Déjà quelques bonnes pratiques ! Identifions les usages numériques nécessaires, prenons du recul sur les offres gratuites et avec un accès illimité, basés sur la captation de l’attention et la publicité, sur l’utilisation des données personnelles et sur la surconsommation de contenus ou d’équipements. 

Les différents impacts observés

Un peu d’analyse…

Les principaux impacts du numérique au sens large sont d’abord concentrés dans la phase d’extraction des matières premières et de leur transformation en composants électroniques qui jouent sur l’épuisement de ressources abiotiques qui sont toutes les ressources naturelles non renouvelables qui ont été fabriquées géologiquement il y a des centaines de millions d’années.

Nous avons ensuite à faire à tous les impacts liés au processus de transformation des matières premières en composants électroniques. A cette étape, les impacts ne se mesurent plus seulement en émissions de gaz à effet de serre, mais aussi en termes d’épuisement des ressources naturelles. « Plus on miniaturise et complexifie les composants, plus on alourdit leur impact sur l’environnement, ces composants complexes exigeant beaucoup d’énergie, des traitements chimiques et des métaux rares », rappelle l’Ademe (Agence de l’Environnement et de la Maîtrise de l’Énergie) dans sa note sur la « Face cachée du numérique » de novembre 2018.  

Un autre phénomène très connu en économie, appelé effet rebond, se produit lorsqu’un processus gagne en efficacité (moins de moyens nécessaires pour un résultat identique). Ce gain d’efficience peut porter sur n’importe quelle ressource : énergétique, temporelle, monétaire, spatiale, etc. Alors qu’on pourrait s’attendre à une diminution de l’utilisation des ressources ainsi libérées (énergie, temps, espace, …), ces « vides » sont très rapidement « remplis » soit de la même ressource, soit par une autre ressource. L’effet rebond amène ainsi à un dépassement des consommations prévues. 

Ainsi, l’omniprésence de la sphère numérique n’aurait pas été possible sans les progrès réalisés en termes de consommation électrique et de connections au réseau. 

Comme illustré ci-dessous, l’effet rebond correspond au déplacement de la courbe (isoquant) de service énergétique du niveau SE au niveau SE’ des suites du déplacement de la contrainte budgétaire de C vers C’. Cette substitution provient de l’accroissement de l’efficacité énergétique d’un bien x. La réduction attendue des économies d’énergies nettes par rapport aux économies d’énergies brutes représente ainsi l’effet rebond. 

Supposons que le bien x est un ordinateur portable ; nous pouvons observer l’augmentation de son utilisation après l’achat d’un modèle plus performant.
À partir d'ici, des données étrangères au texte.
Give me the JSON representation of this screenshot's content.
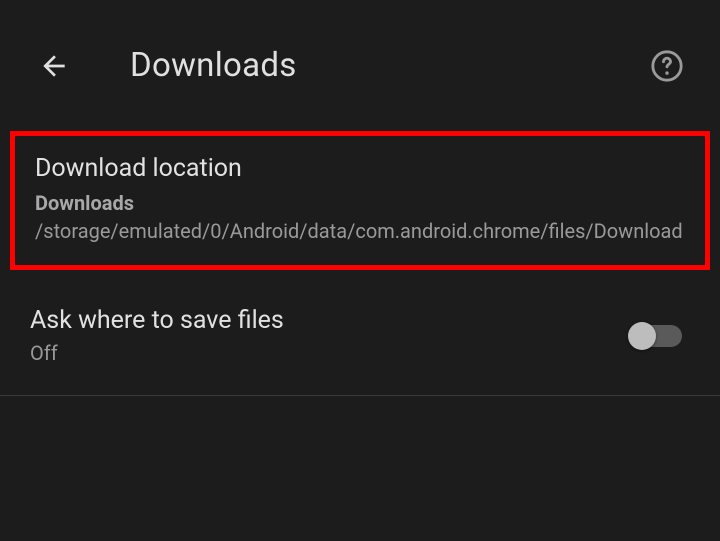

L’effet rebond (ou Paradoxe de Jevons)

Ces effets indirects et rebond ont une grande part de responsabilité dans cette dégradation progressive de l’environnement et appellent à une approche plus systémique dans les réflexions conduites en vue de mieux maîtriser ces effets contre-productifs.

En dépit de la valeur intrinsèque de ces objets et du progrès technologique, ces objets électroniques ne résistent pas à l’obsolescence programmée générant un gaspillage colossal d’énergie, de matériaux, en particulier à cause de la dynamique du secteur et des effets de mode qui poussent à une consommation trop excessive.

Une grande partie de ces impacts ne nous touche pas directement du fait de notre éloignement géographique des zones concernées et ceci explique en grande partie les idées reçues de « propreté » de ces technologies. 

ET CONCRÈTEMENT ? 

Frédéric Bordage, expert du numérique responsable et créateur de la communauté GreenIT nous aide à comprendre ces chocs négatifs en nous livrant des chiffres parlants. Chiffres qui sont issus de son ouvrage « Société numérique – Les clés pour agir », 2019.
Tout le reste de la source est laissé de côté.